以前にも言っていた通り、夜勤というのは昼間に比べて幾らか楽なことが多く、休憩回しと揶揄した十河の表現もあながち間違っていない、という認識だった。だが、今夜に限って言えば、昼間より忙しいかもしれない。何せ日も変わらないうちに、立て続けに二体の妖魔を肉塊としたのだから。
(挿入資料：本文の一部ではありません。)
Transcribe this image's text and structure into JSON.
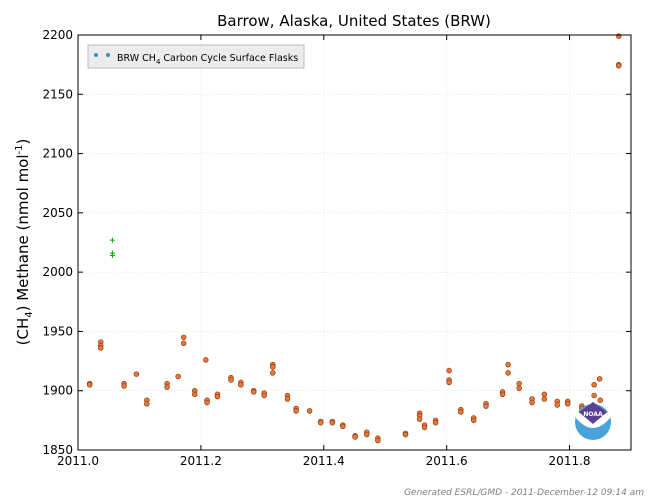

あの後、それぞれシフトを確認し終わると、例の掲示を見て、城山は驚いた。十時台に一件、十一時に一件、と妖魔の出現が予見されていたのだ。しかもそれを二つの現場が近いからと言って一つのチームで当たるように振られていて、しかも二つ詰めているうちの、城山十河のチームという、二重三重の驚きに見舞われた。申し訳程度に、三時台の一件はもう片方で、更にスクランブルが入った場合も向こうが対処してくれるという話にはなっていたが、スクランブルなど、所詮緊急事態で、もし向こうが出払っているときに入れば、自分たちが出る以外ない。あくまで原則ということだ。まあ起こるかもわからない事態の優先まで目くじら立てるつもりは城山にもないが。

「ううん。まあ珍しいことではあるが、奴らはこちらの事情などお構いなしだからな」

「まあ、そうですよね」

わかってはいる。現に今まではこれほど忙しい夜は無かったわけだから、少なくとも夜より昼の方が辛いということは身に染みてわかっている。それがまあある程度は常態で、しかしたまにイレギュラーが出るのは生き物相手のことだから仕方の無いこと。わかってはいるのだが、だからこそ、夜勤は楽であって欲しい。そういうエマージェンシーに自分がぶつかるのは勘弁して欲しい。そういう思いだった。まさしく十河が渋面作って話した、休憩回しの側面というのに、どっぷり漬かってしまっているのが彼女の相棒だった。

「そう、不貞腐れるな。これで民間の被害を事前に防いだと思えばいい」

「……そう、ですね」

「それに、あれくらい物の数ではないだろう。身一つで戦っていた時もたいしたものだったが、刀を持つとそれ以上だな。その、なんと言うか、少し憧れる」

「……そう、ですか」

霧雨が降りだして、開け放っていた窓を閉める。フロントガラスには、滲んだ街の光が映っていた。